Box 9. Dealing with Excessive Related-Party Exposures

Excessive related-party exposures present a major risk to financial stability. Related-party loans that go unreported conceal credit and concentration risk and may be on pre­ferred terms, reducing bank profitability and solvency. Persistently high related-party exposures also hold down economic growth by tying up capital that could otherwise be used to provide lending to legitimate, creditworthy businesses on an arms-length basis. Related-party exposures complicate bank resolution, as shareholders whose rights have been suspended have an incentive to default on their loans to the bank.

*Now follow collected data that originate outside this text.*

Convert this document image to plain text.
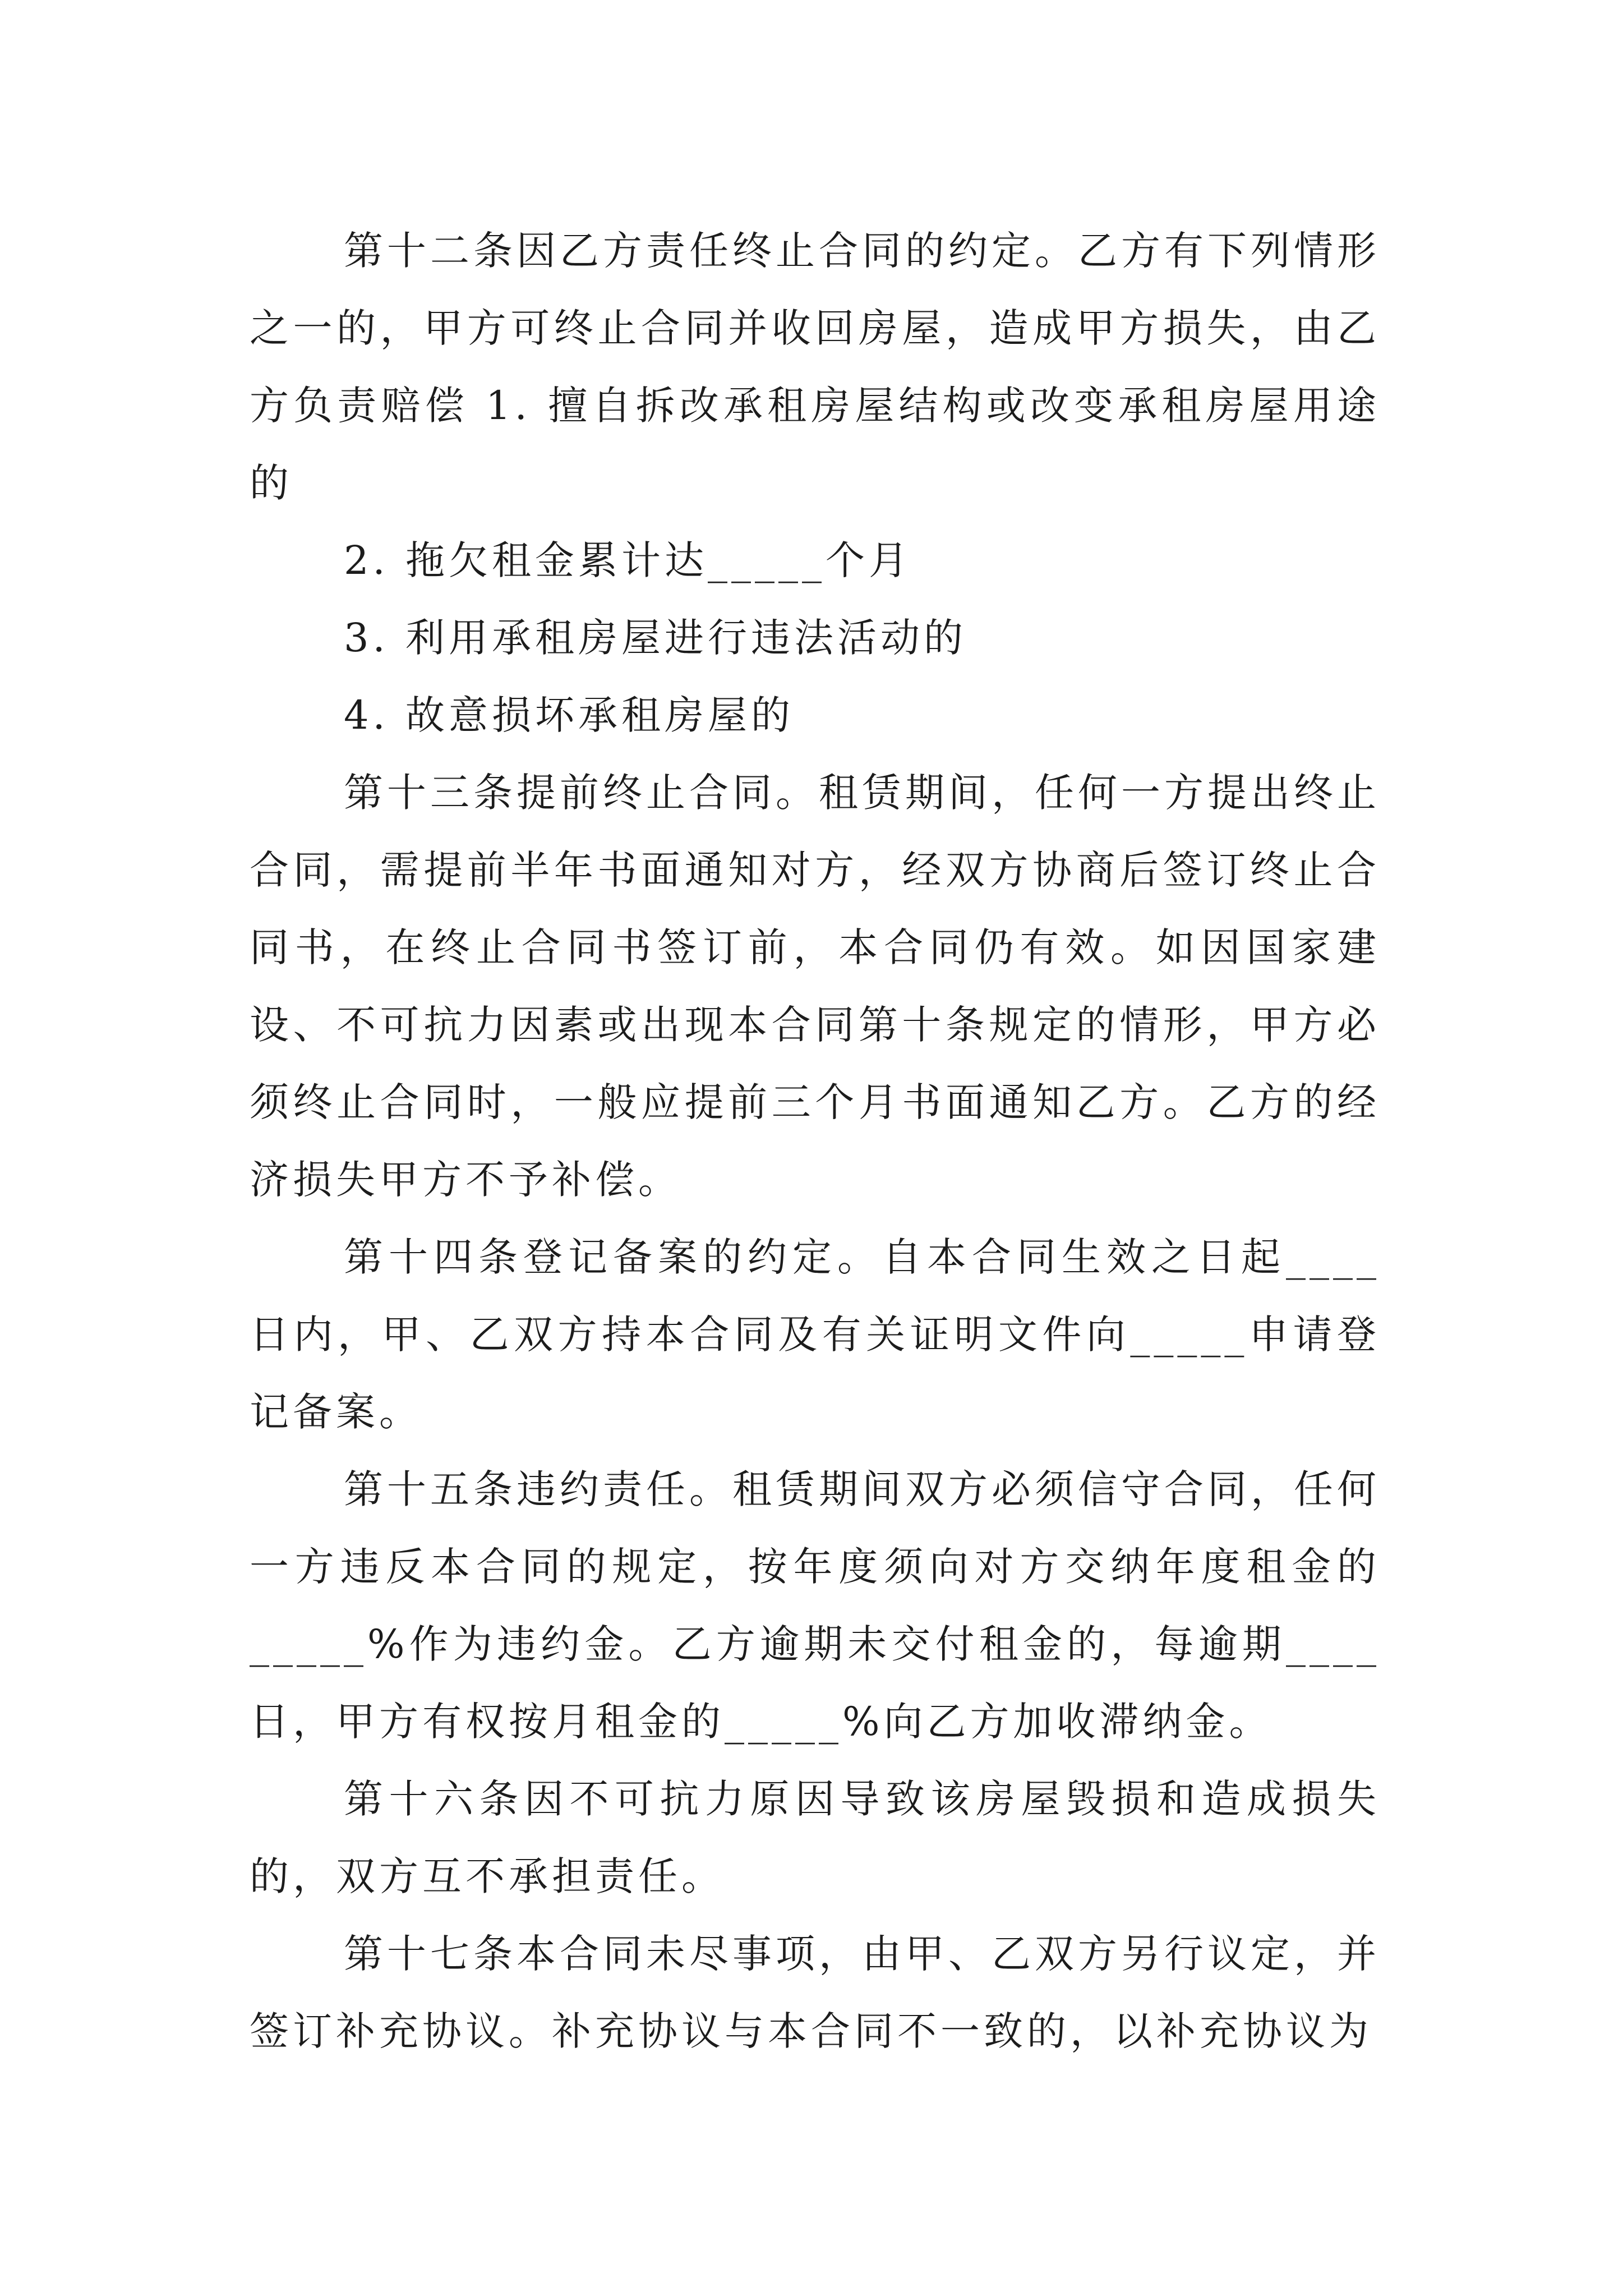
第十二条因乙方责任终止合同的约定。乙方有下列情形之一的，甲方可终止合同并收回房屋，造成甲方损失，由乙方负责赔偿 1. 擅自拆改承租房屋结构或改变承租房屋用途的

2. 拖欠租金累计达_____个月

3. 利用承租房屋进行违法活动的

4. 故意损坏承租房屋的

第十三条提前终止合同。租赁期间，任何一方提出终止合同，需提前半年书面通知对方，经双方协商后签订终止合同书，在终止合同书签订前，本合同仍有效。如因国家建设、不可抗力因素或出现本合同第十条规定的情形，甲方必须终止合同时，一般应提前三个月书面通知乙方。乙方的经济损失甲方不予补偿。

第十四条登记备案的约定。自本合同生效之日起____日内，甲、乙双方持本合同及有关证明文件向_____申请登记备案。

第十五条违约责任。租赁期间双方必须信守合同，任何一方违反本合同的规定，按年度须向对方交纳年度租金的_____%作为违约金。乙方逾期未交付租金的，每逾期____日，甲方有权按月租金的_____%向乙方加收滞纳金。

第十六条因不可抗力原因导致该房屋毁损和造成损失的，双方互不承担责任。

第十七条本合同未尽事项，由甲、乙双方另行议定，并签订补充协议。补充协议与本合同不一致的，以补充协议为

Opaque bank ownership greatly facilitates the hiding of related-party exposures and trans­actions. Opaque ownership is associated with poor governance, AML/CFT violations, and fraudulent activities. Banks without clear ultimate beneficial owners cannot count on share­holder support in times of crisis, and the quality of their capital cannot be verified. Moreover, unknown owners cannot be held accountable for criminal actions leading to a bank’s failure.
Resolving these problems requires a three-pillar approach. Legal reforms are needed to lay the foundation for targeted bank diagnostics and effective enforcement actions:

*  Legal reforms to introduce international standards for transparent disclosure and mon­itoring of bank owners and related parties—including prudent limits, strict conflict of interest rules on the processes and procedures for dealing with related parties, and esca­lating enforcement measures. Non-transparent ownership should be made a legal ground for license revocation or resolution, and the supervisor authorized to presume a related party under certain circumstances. This shifts from supervisors to banks the “burden of proof”—to demonstrate that a suspicious transaction is not with a related party.

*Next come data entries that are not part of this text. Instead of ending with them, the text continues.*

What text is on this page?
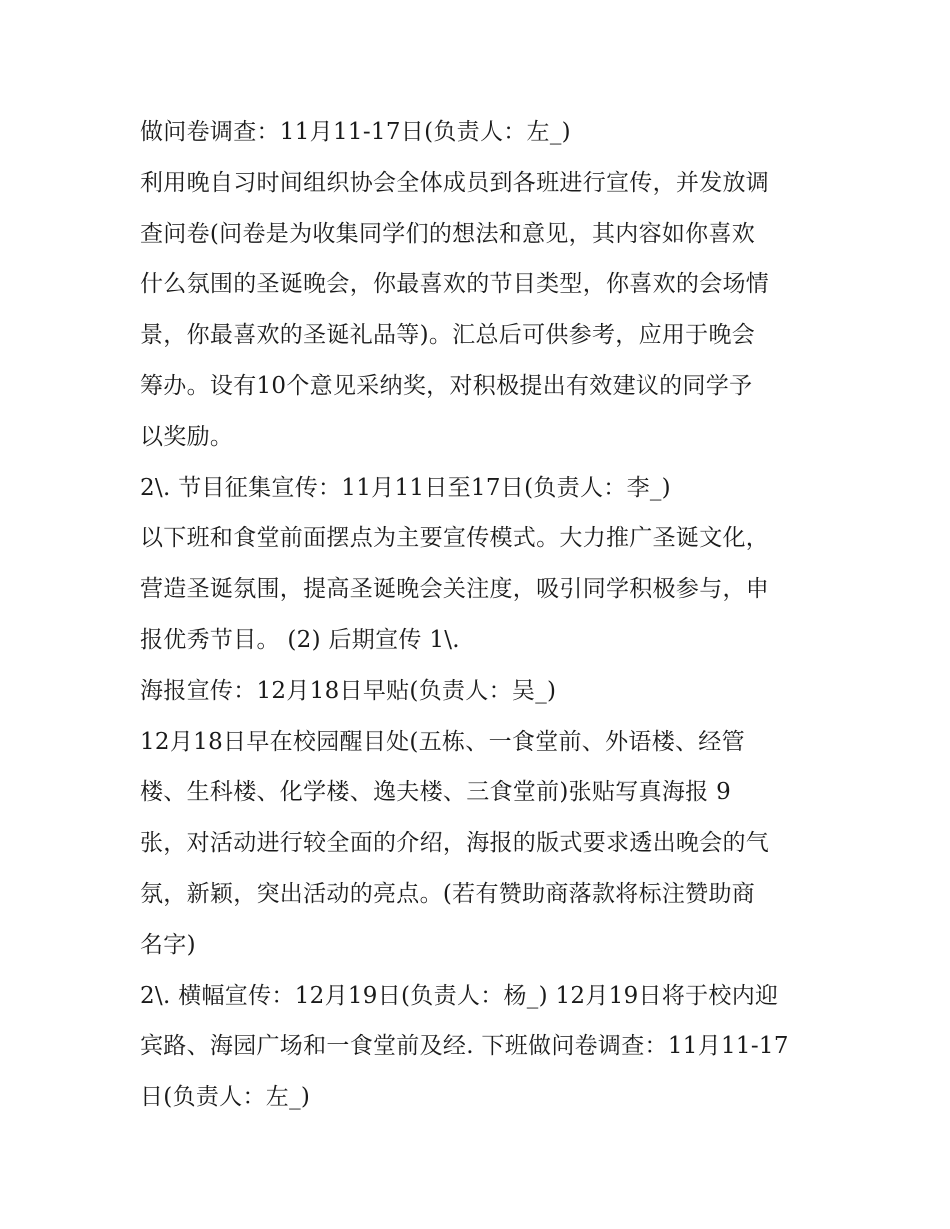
做问卷调查：11月11-17日(负责人：左_)
利用晚自习时间组织协会全体成员到各班进行宣传，并发放调
查问卷(问卷是为收集同学们的想法和意见，其内容如你喜欢
什么氛围的圣诞晚会，你最喜欢的节目类型，你喜欢的会场情
景，你最喜欢的圣诞礼品等)。汇总后可供参考，应用于晚会
筹办。设有10个意见采纳奖，对积极提出有效建议的同学予
以奖励。
2\. 节目征集宣传：11月11日至17日(负责人：李_)
以下班和食堂前面摆点为主要宣传模式。大力推广圣诞文化，
营造圣诞氛围，提高圣诞晚会关注度，吸引同学积极参与，申
报优秀节目。 (2) 后期宣传 1\.
海报宣传：12月18日早贴(负责人：吴_)
12月18日早在校园醒目处(五栋、一食堂前、外语楼、经管
楼、生科楼、化学楼、逸夫楼、三食堂前)张贴写真海报 9
张，对活动进行较全面的介绍，海报的版式要求透出晚会的气
氛，新颖，突出活动的亮点。(若有赞助商落款将标注赞助商
名字)
2\. 横幅宣传：12月19日(负责人：杨_) 12月19日将于校内迎
宾路、海园广场和一食堂前及经. 下班做问卷调查：11月11-17
日(负责人：左_)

*  Bank diagnostics are targeted at identifying ultimate beneficial owners and related-party exposures and transactions and assessing compliance with prudential lending limits for related-party and large exposures. The criteria for identification include control, economic dependency, and acting in concert. Identification of related-party transactions should also consider their risk-related features, such as the existence of preferential terms, the quality of documentation, and internal controls over the transactions.

*  Enforcement actions are taken to (1) remove unsuitable bank shareholders—that is, shareholders whose ultimate beneficial owner is not identified, or are otherwise found to be unsuitable; and (2) unwind excessive related-party exposures through repayment or disposal of the exposure, or resolution of the relationship (change in ownership of the bank or the borrower).

The three-pillar approach is best implemented in the context of a comprehensive financial sec­tor strategy. There may not be enough time to implement legal reforms during early interven­tion or the resolution of systemic banks. In such situations, suspected related-party exposures and liabilities must be swiftly identified and ringfenced. Once the system is stabilized, however, the three-pillar approach should be implemented for all banks (including those in liquidation).